Sulla struttura del piatto valgono le stesse regole della pasta e fagioli: passare metà dei legumi, non frullarli tutti, e non salare i fagioli prima della fine della cottura. Il grasso di maiale non è decorativo: il lardo battuto scioglie a bassa temperatura e diventa il veicolo degli aromi, cosa che l'olio da solo non fa allo stesso modo; in versione senza carne, aumenta l'olio a 8 cucchiai e cuoci nella zuppa una crosta di pecorino ben raschiata. La zuppa di farro guadagna moltissimo il giorno dopo, quando l'amido rilasciato dal cereale ha legato tutto, e va riscaldata a fuoco bassissimo con un mestolo d'acqua. Si congela bene in porzioni, cosa che né la pasta né il pane consentono.

Domande frequenti

Bisogna ammollare il farro?

Il decorticato sì, dodici ore in acqua fredda non salata: conserva la crusca e senza reidratazione resta duro al centro. Il perlato, abraso in superficie, si cuoce direttamente in 20-25 minuti. Il disciplinare del Farro della Garfagnana IGP riguarda il chicco decorticato, che è quello della ricetta tradizionale.

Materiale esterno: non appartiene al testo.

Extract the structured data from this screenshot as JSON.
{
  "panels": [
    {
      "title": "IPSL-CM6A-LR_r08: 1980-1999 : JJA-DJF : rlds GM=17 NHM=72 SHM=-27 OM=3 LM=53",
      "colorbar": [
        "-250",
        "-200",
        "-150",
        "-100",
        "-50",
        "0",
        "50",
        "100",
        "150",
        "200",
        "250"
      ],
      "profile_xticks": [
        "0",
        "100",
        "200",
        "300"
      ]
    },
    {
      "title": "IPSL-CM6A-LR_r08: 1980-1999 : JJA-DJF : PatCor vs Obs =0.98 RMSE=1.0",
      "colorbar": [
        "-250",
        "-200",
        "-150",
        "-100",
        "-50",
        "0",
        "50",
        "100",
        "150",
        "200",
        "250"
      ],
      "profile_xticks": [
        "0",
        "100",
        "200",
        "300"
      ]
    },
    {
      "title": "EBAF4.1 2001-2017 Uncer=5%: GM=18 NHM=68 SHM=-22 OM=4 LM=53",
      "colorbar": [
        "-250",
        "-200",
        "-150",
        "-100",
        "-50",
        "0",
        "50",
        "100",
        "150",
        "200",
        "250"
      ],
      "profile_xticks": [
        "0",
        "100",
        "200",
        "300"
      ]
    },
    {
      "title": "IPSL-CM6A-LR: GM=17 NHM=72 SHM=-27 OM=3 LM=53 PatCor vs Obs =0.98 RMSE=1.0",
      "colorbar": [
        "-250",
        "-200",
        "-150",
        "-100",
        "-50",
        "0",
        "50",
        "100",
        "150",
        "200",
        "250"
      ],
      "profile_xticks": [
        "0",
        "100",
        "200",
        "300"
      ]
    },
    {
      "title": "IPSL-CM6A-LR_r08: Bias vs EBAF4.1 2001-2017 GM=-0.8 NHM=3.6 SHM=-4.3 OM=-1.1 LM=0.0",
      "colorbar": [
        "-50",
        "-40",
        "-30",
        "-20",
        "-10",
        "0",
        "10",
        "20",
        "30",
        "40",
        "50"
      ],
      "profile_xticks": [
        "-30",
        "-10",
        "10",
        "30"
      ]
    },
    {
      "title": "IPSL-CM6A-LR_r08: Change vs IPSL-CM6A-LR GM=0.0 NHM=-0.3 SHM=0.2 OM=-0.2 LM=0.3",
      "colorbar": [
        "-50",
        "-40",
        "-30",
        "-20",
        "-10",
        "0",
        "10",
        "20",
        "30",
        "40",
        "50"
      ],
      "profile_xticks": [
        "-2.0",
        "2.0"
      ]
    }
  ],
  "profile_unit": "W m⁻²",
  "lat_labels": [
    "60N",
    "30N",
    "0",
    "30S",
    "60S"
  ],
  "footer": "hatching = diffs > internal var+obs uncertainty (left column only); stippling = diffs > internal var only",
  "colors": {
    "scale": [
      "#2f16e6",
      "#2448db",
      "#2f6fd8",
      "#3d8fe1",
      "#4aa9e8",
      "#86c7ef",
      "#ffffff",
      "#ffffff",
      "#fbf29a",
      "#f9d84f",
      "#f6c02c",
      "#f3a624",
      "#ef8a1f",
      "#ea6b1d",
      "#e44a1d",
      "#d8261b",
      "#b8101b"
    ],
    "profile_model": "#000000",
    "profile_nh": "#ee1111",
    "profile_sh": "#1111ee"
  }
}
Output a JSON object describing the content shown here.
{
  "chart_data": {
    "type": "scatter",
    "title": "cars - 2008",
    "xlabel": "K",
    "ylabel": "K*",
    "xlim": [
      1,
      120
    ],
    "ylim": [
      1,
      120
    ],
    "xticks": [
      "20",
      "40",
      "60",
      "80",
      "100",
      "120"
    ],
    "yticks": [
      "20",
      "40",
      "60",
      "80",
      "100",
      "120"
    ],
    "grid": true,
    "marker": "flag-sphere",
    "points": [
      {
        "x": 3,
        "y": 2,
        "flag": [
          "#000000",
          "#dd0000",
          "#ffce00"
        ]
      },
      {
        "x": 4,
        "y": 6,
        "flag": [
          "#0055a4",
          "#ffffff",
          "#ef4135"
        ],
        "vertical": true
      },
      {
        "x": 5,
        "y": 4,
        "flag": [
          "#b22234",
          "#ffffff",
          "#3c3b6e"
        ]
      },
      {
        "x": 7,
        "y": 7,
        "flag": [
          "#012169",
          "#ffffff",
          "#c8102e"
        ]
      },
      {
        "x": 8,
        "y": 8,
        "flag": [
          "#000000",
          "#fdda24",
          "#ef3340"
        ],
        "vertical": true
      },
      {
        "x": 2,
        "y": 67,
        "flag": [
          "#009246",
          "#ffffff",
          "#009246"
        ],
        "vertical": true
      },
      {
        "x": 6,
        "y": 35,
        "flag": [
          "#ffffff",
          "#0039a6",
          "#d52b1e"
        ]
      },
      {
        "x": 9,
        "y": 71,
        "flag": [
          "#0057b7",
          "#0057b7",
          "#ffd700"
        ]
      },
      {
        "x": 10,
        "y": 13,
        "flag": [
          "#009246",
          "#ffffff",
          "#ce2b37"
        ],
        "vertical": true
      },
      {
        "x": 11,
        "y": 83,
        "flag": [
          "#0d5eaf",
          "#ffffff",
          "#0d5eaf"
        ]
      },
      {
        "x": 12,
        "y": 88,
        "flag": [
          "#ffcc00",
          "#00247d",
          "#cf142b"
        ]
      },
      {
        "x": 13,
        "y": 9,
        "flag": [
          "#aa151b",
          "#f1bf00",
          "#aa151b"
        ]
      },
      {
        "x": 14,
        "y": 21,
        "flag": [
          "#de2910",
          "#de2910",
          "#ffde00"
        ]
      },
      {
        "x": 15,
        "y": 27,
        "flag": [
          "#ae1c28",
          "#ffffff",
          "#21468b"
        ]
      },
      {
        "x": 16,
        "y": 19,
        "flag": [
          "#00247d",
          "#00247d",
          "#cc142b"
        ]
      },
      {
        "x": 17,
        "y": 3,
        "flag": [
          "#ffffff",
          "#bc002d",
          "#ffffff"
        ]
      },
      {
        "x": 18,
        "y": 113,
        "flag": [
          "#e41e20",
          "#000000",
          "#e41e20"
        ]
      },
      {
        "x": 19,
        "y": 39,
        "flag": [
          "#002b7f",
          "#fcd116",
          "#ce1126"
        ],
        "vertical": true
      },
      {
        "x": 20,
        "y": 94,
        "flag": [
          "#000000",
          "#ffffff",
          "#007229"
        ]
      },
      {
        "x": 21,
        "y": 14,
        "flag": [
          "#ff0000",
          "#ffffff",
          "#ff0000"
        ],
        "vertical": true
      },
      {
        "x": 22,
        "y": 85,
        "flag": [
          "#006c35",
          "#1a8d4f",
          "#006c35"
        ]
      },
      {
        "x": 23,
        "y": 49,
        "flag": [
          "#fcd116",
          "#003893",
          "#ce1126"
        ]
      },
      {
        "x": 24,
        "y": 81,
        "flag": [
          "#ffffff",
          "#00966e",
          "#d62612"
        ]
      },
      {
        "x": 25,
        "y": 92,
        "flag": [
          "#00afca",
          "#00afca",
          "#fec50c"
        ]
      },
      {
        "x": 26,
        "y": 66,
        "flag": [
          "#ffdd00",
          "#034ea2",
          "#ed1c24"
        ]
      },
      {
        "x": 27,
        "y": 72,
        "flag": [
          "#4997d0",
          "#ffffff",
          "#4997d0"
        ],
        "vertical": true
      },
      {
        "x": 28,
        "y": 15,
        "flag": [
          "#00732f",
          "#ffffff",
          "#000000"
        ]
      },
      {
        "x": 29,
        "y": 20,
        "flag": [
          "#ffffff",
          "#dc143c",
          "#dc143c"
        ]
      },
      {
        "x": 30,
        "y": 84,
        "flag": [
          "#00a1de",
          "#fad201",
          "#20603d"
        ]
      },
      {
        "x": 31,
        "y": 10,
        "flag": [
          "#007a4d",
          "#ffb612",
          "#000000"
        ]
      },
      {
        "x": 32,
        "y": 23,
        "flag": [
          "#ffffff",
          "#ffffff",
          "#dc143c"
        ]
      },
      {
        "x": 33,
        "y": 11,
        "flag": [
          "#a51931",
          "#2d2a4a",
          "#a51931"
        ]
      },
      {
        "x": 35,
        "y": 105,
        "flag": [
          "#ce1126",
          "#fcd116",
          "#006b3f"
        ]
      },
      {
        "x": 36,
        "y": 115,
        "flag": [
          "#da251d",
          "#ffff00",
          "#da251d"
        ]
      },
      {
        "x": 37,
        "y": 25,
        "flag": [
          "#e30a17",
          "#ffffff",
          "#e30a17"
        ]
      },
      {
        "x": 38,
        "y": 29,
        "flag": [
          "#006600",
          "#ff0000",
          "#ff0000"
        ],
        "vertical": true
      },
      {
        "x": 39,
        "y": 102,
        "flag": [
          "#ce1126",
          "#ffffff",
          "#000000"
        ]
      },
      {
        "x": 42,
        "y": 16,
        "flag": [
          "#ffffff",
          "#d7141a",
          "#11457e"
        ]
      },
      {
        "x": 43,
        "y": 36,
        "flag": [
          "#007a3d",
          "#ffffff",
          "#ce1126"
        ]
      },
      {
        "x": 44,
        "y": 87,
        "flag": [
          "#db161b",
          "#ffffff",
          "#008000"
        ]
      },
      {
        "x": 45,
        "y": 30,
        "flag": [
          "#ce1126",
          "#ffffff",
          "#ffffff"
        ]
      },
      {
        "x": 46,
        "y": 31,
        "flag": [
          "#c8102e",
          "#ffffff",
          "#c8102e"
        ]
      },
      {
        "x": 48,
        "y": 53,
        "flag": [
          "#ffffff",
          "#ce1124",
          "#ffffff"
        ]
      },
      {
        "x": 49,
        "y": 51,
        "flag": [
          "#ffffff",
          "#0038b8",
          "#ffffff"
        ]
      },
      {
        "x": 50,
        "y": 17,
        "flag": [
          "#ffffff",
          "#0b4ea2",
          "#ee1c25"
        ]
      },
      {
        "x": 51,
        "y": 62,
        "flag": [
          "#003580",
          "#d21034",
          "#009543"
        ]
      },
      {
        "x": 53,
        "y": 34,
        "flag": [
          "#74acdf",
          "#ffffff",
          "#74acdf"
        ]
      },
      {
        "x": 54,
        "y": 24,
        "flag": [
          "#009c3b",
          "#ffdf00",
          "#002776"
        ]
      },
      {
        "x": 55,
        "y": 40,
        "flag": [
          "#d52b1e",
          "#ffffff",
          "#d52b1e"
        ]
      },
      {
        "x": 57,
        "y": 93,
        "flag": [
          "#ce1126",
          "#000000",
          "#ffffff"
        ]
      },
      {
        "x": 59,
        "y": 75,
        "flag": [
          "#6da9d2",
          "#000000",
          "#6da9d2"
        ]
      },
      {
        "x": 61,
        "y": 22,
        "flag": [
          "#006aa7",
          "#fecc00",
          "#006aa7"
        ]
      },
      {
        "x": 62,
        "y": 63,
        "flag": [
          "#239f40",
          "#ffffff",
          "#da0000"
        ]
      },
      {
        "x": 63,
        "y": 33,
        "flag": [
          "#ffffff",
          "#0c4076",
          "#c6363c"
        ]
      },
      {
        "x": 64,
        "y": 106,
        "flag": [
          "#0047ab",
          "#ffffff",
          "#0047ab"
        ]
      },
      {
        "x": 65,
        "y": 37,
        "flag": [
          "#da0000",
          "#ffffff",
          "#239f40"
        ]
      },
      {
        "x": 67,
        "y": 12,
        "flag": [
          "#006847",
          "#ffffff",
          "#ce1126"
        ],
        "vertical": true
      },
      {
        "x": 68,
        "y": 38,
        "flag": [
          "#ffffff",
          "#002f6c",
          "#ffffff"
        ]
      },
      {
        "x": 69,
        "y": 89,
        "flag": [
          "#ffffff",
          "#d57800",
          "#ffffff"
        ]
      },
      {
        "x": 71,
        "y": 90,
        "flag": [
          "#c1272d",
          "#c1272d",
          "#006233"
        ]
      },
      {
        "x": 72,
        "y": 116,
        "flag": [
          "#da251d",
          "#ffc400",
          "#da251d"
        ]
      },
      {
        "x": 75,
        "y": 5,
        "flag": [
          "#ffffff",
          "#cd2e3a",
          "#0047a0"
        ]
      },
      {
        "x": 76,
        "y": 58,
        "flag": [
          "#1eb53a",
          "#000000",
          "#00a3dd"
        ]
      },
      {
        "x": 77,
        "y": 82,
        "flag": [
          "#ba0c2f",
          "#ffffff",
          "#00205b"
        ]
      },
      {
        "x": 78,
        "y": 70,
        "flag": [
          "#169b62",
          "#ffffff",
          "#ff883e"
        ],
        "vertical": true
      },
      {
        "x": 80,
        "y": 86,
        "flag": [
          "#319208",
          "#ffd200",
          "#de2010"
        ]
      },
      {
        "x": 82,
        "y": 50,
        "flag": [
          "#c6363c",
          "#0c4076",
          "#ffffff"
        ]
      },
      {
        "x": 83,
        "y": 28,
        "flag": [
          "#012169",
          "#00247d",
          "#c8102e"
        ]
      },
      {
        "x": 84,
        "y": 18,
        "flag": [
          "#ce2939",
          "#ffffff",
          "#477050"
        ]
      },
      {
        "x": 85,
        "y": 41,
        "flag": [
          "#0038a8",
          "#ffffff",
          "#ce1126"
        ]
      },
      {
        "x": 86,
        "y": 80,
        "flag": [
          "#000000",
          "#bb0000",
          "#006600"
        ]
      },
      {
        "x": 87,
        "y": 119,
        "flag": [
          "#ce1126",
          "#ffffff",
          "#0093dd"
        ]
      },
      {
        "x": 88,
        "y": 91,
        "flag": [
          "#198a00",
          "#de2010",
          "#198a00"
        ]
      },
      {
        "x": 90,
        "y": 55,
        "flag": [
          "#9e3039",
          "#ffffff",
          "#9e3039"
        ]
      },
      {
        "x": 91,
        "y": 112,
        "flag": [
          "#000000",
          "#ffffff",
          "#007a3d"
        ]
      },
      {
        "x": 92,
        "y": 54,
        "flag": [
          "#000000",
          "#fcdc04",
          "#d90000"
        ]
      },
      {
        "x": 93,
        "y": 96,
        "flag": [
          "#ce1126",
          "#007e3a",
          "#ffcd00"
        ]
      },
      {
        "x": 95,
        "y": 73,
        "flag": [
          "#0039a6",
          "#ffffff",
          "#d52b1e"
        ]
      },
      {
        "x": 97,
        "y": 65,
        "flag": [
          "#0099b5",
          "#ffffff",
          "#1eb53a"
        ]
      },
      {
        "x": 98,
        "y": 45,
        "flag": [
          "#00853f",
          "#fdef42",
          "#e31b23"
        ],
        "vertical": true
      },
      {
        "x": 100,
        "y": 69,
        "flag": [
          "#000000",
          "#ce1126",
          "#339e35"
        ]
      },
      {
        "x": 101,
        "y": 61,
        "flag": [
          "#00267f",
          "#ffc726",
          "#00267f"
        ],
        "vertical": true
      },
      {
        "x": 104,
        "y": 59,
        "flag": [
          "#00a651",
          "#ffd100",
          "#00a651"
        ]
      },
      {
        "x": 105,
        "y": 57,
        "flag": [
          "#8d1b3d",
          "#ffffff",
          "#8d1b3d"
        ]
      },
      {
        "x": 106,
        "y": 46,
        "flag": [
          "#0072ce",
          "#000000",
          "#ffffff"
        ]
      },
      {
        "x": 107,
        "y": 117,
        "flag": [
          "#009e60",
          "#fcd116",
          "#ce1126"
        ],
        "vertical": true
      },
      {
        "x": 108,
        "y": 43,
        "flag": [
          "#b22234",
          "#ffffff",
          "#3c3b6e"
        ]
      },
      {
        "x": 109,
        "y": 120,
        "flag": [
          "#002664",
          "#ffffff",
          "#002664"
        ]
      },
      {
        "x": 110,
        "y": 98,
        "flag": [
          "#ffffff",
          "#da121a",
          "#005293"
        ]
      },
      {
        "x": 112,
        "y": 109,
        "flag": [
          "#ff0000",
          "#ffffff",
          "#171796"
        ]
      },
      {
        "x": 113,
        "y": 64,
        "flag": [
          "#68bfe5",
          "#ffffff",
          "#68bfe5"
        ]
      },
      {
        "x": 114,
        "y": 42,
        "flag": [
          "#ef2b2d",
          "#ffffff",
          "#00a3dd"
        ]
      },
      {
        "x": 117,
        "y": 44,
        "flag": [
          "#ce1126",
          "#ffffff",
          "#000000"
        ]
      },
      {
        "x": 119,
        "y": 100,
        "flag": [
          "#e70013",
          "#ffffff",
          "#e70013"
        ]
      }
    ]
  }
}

Meglio farro perlato o decorticato?

Decorticato, per questa zuppa. Mantiene il germe e la crusca, quindi il sapore di nocciola e le fibre, e regge quaranta minuti di cottura restando intero sotto il dente. Il perlato è più comodo ma dà una zuppa più molle e più anonima.

Che differenza c'è tra farro e orzo?

Sono due specie diverse. Il farro è Triticum dicoccum, un frumento vestito con glume aderenti che vanno rimosse meccanicamente, contiene glutine ed è più aromatico. L'orzo è Hordeum vulgare, ha chicco più tondo e cottura più rapida, e dà una consistenza più scivolosa. Non sono intercambiabili senza cambiare il piatto.

Si può congelare la zuppa di farro?

Sì, ed è uno dei suoi vantaggi rispetto alle zuppe di pane o di pasta. Congelala in porzioni una volta fredda, senza l'olio a crudo finale. Si scongela in frigorifero e si riscalda a fuoco bassissimo con un mestolo d'acqua bollente, aggiungendo l'olio solo nel piatto.